Cyberstorm by Matthew Mather

Aaaaahhhh….  a nice suspense-filled genre novel.   I’ve been reading some fairly intense fiction and nonfiction lately and I’m due to just settle in with a good tale well told.

Set in New York any day now it seems that “something has happened” to the entire electrical and internet grids. Unfortunately,  this happens in the middle of a huge snowstorm,  a recored-breaking blizzard.

by Matthew Mather
2013/ 362 pages
read by Tom Taylorson 11h 18m
rating –  A+  / dystopian sci-fi – tech

In a  rather long opening to the novel  we find Mike and Laurel Mitchell without power or communication along with everyone in their building and oops – New York City.  Actually,  it looks like huge sections of the whole country may be in a similar situation – and in China, too, for that matter.  But the group in the apartment complex have each other to rely on and to be with,  because it’s dangerous out there and getting worse,  in large part because of a record breaking blizzard.
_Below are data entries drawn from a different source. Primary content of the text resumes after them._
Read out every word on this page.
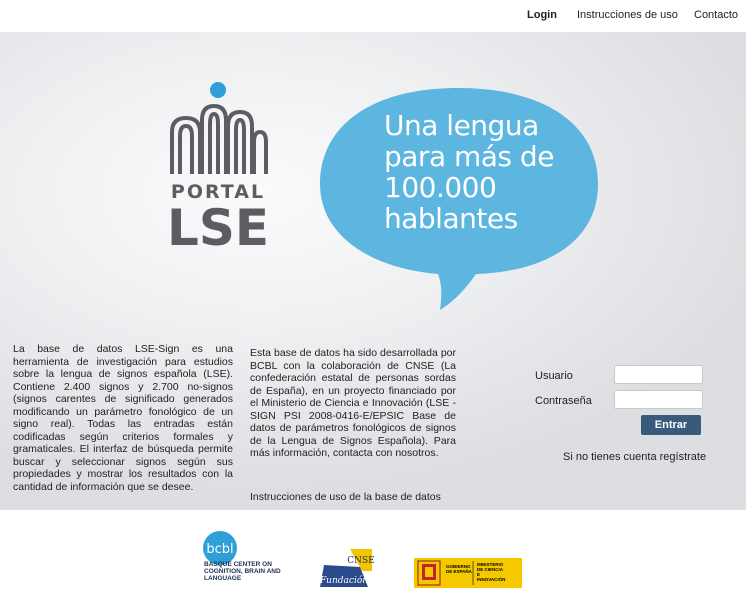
Login Instrucciones de uso Contacto
PORTAL
LSE
Una lengua
para más de
100.000
hablantes

La base de datos LSE-Sign es una herramienta de investigación para estudios sobre la lengua de signos española (LSE). Contiene 2.400 signos y 2.700 no-signos (signos carentes de significado generados modificando un parámetro fonológico de un signo real). Todas las entradas están codificadas según criterios formales y gramaticales. El interfaz de búsqueda permite buscar y seleccionar signos según sus propiedades y mostrar los resultados con la cantidad de información que se desee.

Esta base de datos ha sido desarrollada por BCBL con la colaboración de CNSE (La confederación estatal de personas sordas de España), en un proyecto financiado por el Ministerio de Ciencia e Innovación (LSE - SIGN PSI 2008-0416-E/EPSIC Base de datos de parámetros fonológicos de signos de la Lengua de Signos Española). Para más información, contacta con nosotros.

Instrucciones de uso de la base de datos
Usuario
Contraseña
Entrar
Si no tienes cuenta regístrate
bcbl
BASQUE CENTER ON COGNITION, BRAIN AND LANGUAGE
CNSE
Fundación
GOBIERNO DE ESPAÑA
MINISTERIO DE CIENCIA E INNOVACIÓN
Mike, our first person narrator and a techie-type social-media  entrepreneur,  is a good friend of fellow resident Chuck Mumford who seems a bit paranoid and has been thinking and preparing for something like this.  The two combine resources and make it through Christmas,  but then they run into some serious difficulties.  Chuck’s wife, Susie,  insists on sharing what they have with those who don’t –  not the best idea in New York in the midst of a panic when even basic needs are not being met.  Mather spent some time developing these and other characters – there’s an incredible old Russian couple and a strange young man named Damon Indigo,  others.
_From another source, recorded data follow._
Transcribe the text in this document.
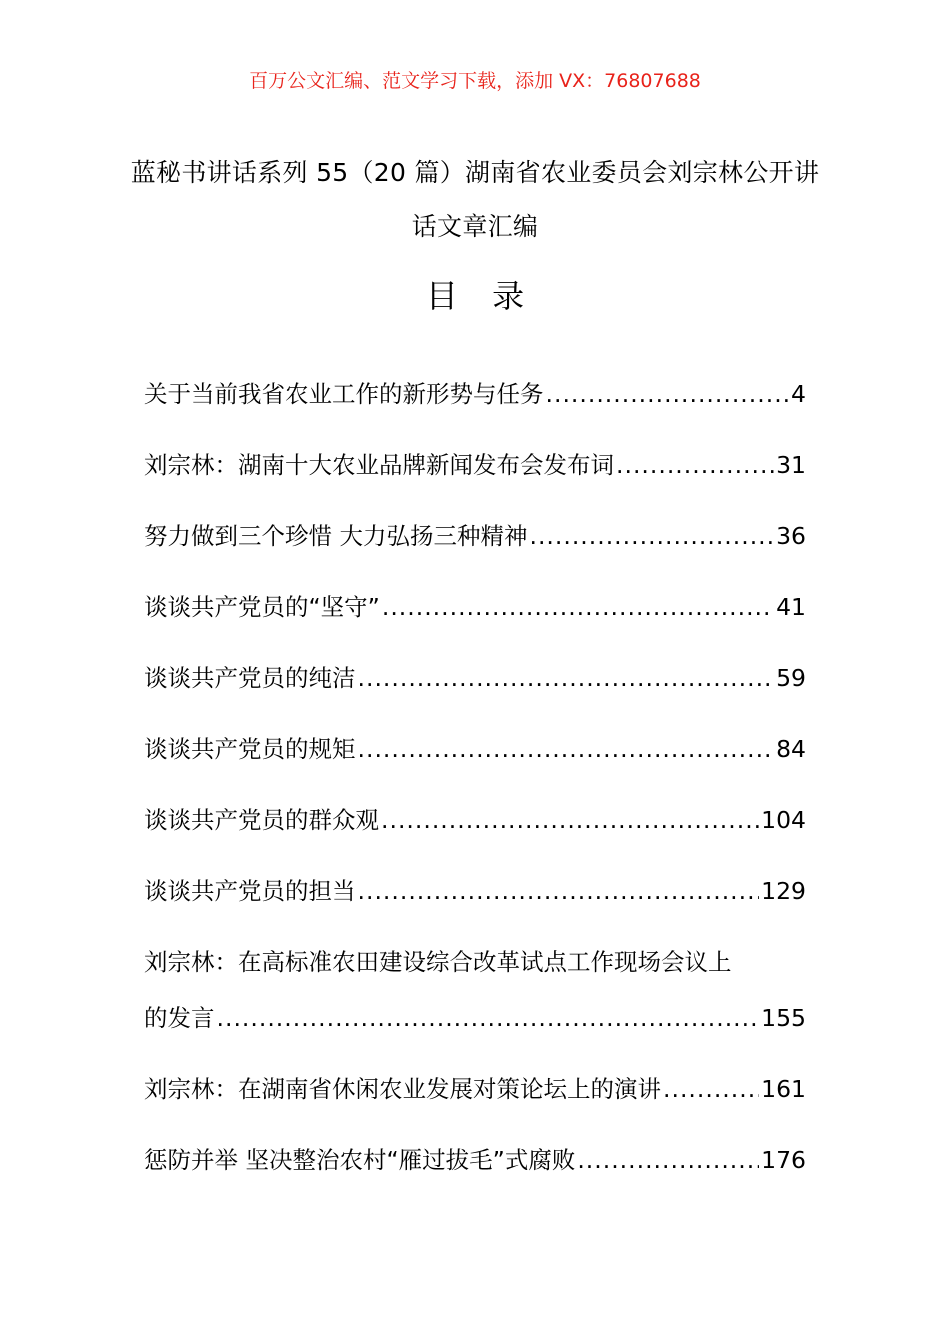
百万公文汇编、范文学习下载，添加 VX：76807688
蓝秘书讲话系列 55（20 篇）湖南省农业委员会刘宗林公开讲话文章汇编
目 录
关于当前我省农业工作的新形势与任务 .....	4
刘宗林：湖南十大农业品牌新闻发布会发布词 .....	31
努力做到三个珍惜 大力弘扬三种精神 .....	36
谈谈共产党员的“坚守” .....	41
谈谈共产党员的纯洁 .....	59
谈谈共产党员的规矩 .....	84
谈谈共产党员的群众观 .....	104
谈谈共产党员的担当 .....	129
刘宗林：在高标准农田建设综合改革试点工作现场会议上
的发言 .....	155
刘宗林：在湖南省休闲农业发展对策论坛上的演讲 .....	161
惩防并举 坚决整治农村“雁过拔毛”式腐败 .....	176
The myriad issues the group has as a result of the situation are well thought out,  realistic and terrifying.  But there is an enormous amount of bravery, goodness and ingenuity here, too. The story is not entirely bleak – but it’s not pretty.
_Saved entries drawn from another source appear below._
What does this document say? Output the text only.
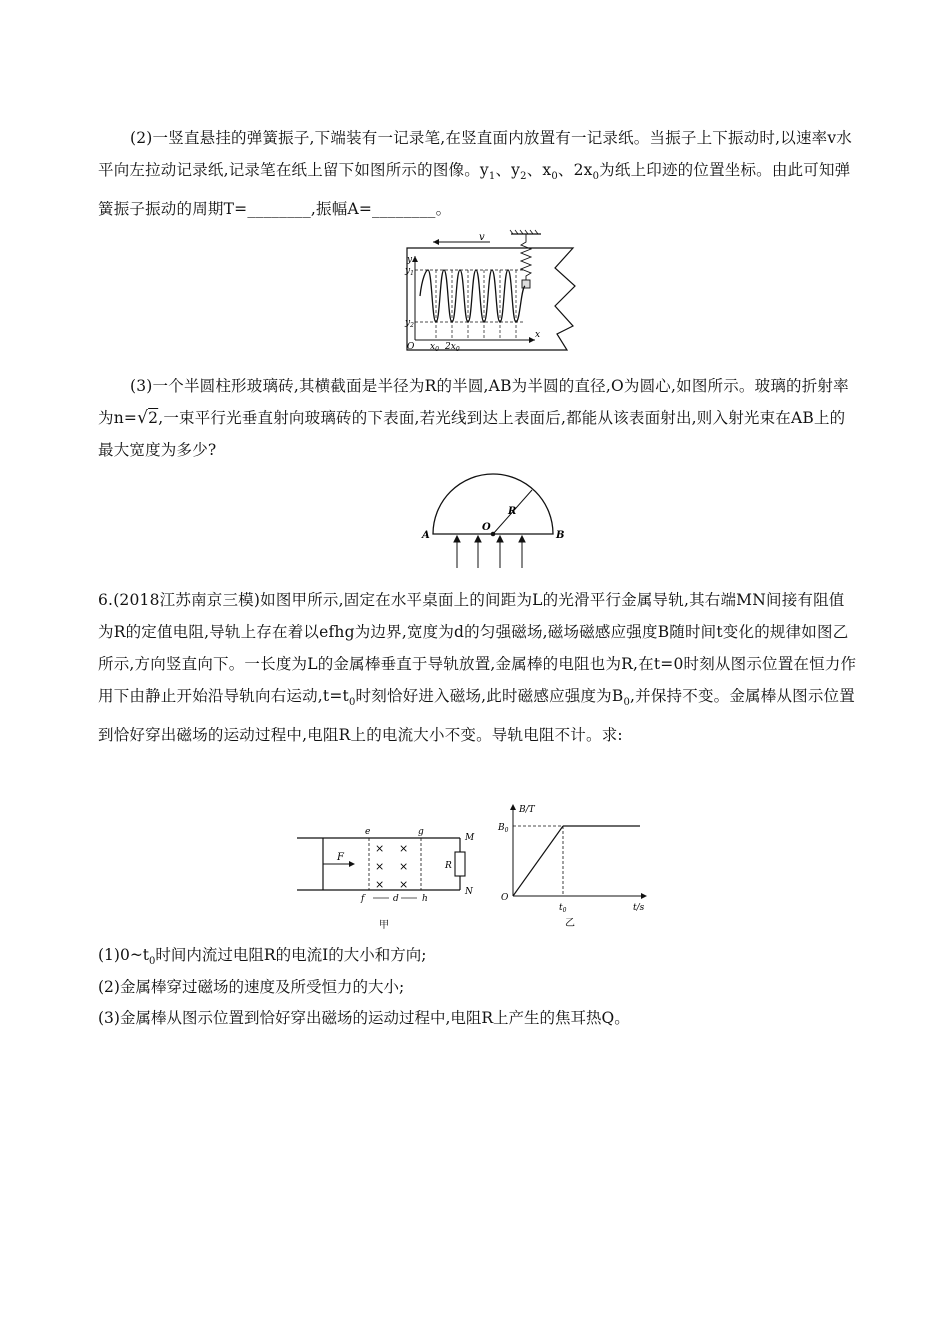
(2)一竖直悬挂的弹簧振子,下端装有一记录笔,在竖直面内放置有一记录纸。当振子上下振动时,以速率v水平向左拉动记录纸,记录笔在纸上留下如图所示的图像。$y_1$、$y_2$、$x_0$、$2x_0$为纸上印迹的位置坐标。由此可知弹簧振子振动的周期T=________,振幅A=________。
v
y
$y_1$
$y_2$
O $x_0$ $2x_0$
x
(3)一个半圆柱形玻璃砖,其横截面是半径为R的半圆,AB为半圆的直径,O为圆心,如图所示。玻璃的折射率为n=√2,一束平行光垂直射向玻璃砖的下表面,若光线到达上表面后,都能从该表面射出,则入射光束在AB上的最大宽度为多少?
A	B
O
R
6.(2018江苏南京三模)如图甲所示,固定在水平桌面上的间距为L的光滑平行金属导轨,其右端MN间接有阻值为R的定值电阻,导轨上存在着以efhg为边界,宽度为d的匀强磁场,磁场磁感应强度B随时间t变化的规律如图乙所示,方向竖直向下。一长度为L的金属棒垂直于导轨放置,金属棒的电阻也为R,在t=0时刻从图示位置在恒力作用下由静止开始沿导轨向右运动$,t=t_0$时刻恰好进入磁场,此时磁感应强度为$B_0$,并保持不变。金属棒从图示位置到恰好穿出磁场的运动过程中,电阻R上的电流大小不变。导轨电阻不计。求:
× ×
× ×
× ×
e	g
M
N
F
R
f	d	h
甲
B/T
$B_0$
O
$t_0$	t/s
乙
$(1)0\sim t_0$时间内流过电阻R的电流I的大小和方向;
(2)金属棒穿过磁场的速度及所受恒力的大小;
(3)金属棒从图示位置到恰好穿出磁场的运动过程中,电阻R上产生的焦耳热Q。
Mather has a solid background in technology and he writes nicely as well – (YAY!)  He especially knows exactly how to create tension without resorting to foreshadowing or a broken chronology.  Actually,  any foreshadowing here would diminish the suspense because it would imply that the characters survive.  So the reporting,  although it is past tense,  seems to take place immediately after it happens.

Another element in Mather’s book,  and it’s rather unusual for contemporary dystopian fiction,  the characters discuss quite a few rather interesting ideas from the nature of cyber-crime and survival stuff to global warming.

I’m really impressed – going to have to look into more of Mather’s novels.